A era atual apresenta um conjunto único de desafios e oportunidades para a indústria automóvel a nível global. Os riscos são elevados. Podemos esperar uma vaga de consolidações, pois nem todos os intervenientes conseguirão enfrentar este enorme desafio. Tal será provavelmente necessário para garantir a força da indústria automóvel no futuro.

Marc Amblard
Diretor-Geral, Orsay Consulting

Mercados de E-Mobilidade

A eletromobilidade é a única tecnologia de propulsão que merece ser mencionada para o futuro. O hidrogénio, os e-combustíveis ou até os motores de combustão já não são uma opção para os automóveis de passageiros. A única questão agora é a velocidade com que a transformação vai avançar. Quais mercados estão a progredir e quais estão a ficar para trás. Esta não é apenas uma questão para a indústria automóvel, mas está também a tornar-se cada vez mais importante à luz da capacidade inovadora geral das economias nacionais.

Na Europa, em particular, os países estão a impulsionar a transição dos transportes com uma grande variedade de estratégias.

A Escandinávia estabelece padrões no que diz respeito à eletromobilidade

Os países escandinavos são o padrão de ouro na Europa quando se trata de eletromobilidade. Estão a liderar a mudança com uma visão clara, incentivos de longo prazo e medidas inovadoras.
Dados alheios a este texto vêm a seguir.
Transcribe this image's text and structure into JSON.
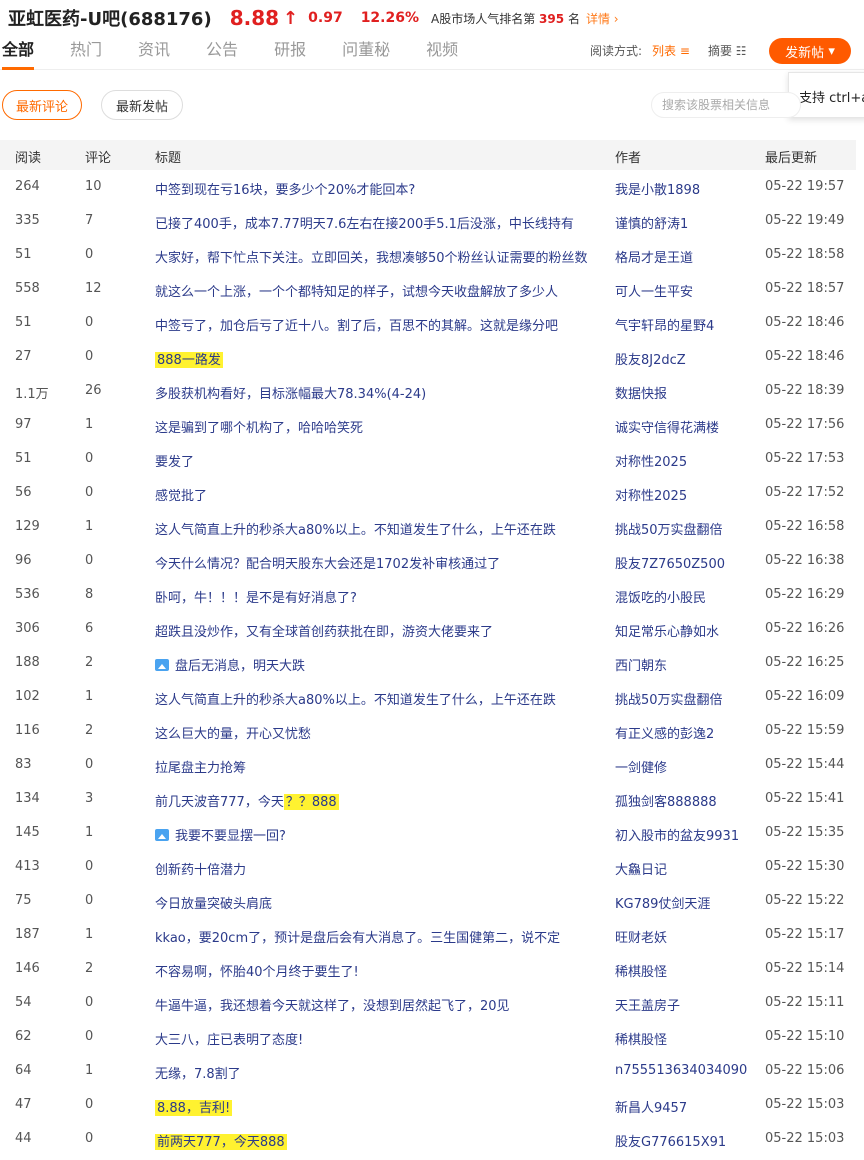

E não hesitam em aplicar regulamentações claras. Em Oslo, por exemplo, apenas táxis elétricos são agora permitidos nas estradas. Esta regulamentação foi adotada em setembro de 2020 e entrou oficialmente em vigor após um período de transição de pouco mais de quatro anos. As exceções aplicam-se apenas a viagens de táxi que ultrapassem os limites da cidade.
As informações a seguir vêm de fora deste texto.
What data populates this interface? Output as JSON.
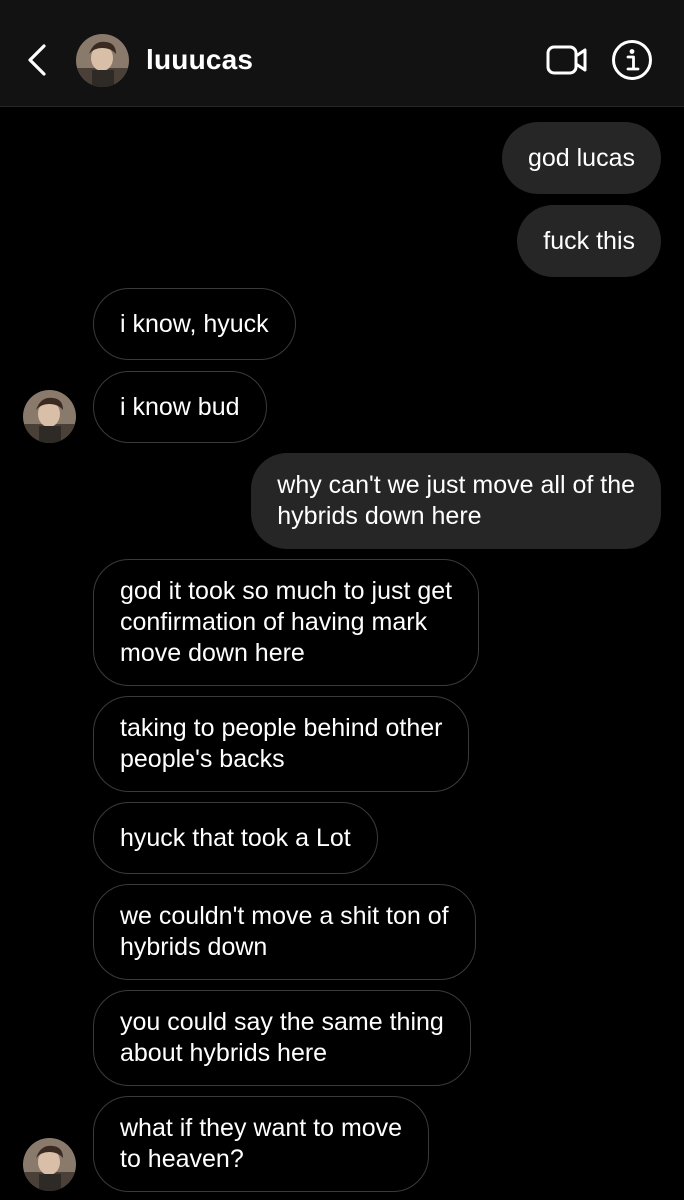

  • Em geral, os carros elétricos dominam o mercado na Noruega como em nenhum outro lugar. Em 2024, quase 9 em cada 10 novas matrículas (89%) foram exclusivamente elétricas. De um total de 128.691 novos veículos, 114.400 foram carros elétricos — um recorde mundial. O governo norueguês tem como objetivo ambicioso registar apenas veículos elétricos novos a partir de 2025.
  • Na Suécia, os carros elétricos representaram cerca de 34% das novas matrículas em 2024. O país está a planear uma inovação única a nível mundial: a primeira estrada permanentemente eletrificada onde os veículos elétricos podem carregar enquanto conduzem.
  • A Dinamarca também está a fazer progressos impressionantes: os carros elétricos representaram mais de metade das novas matrículas em 2024.
  • Na Finlândia, a quota de mercado dos carros elétricos em 2024 foi de pouco menos de 29%.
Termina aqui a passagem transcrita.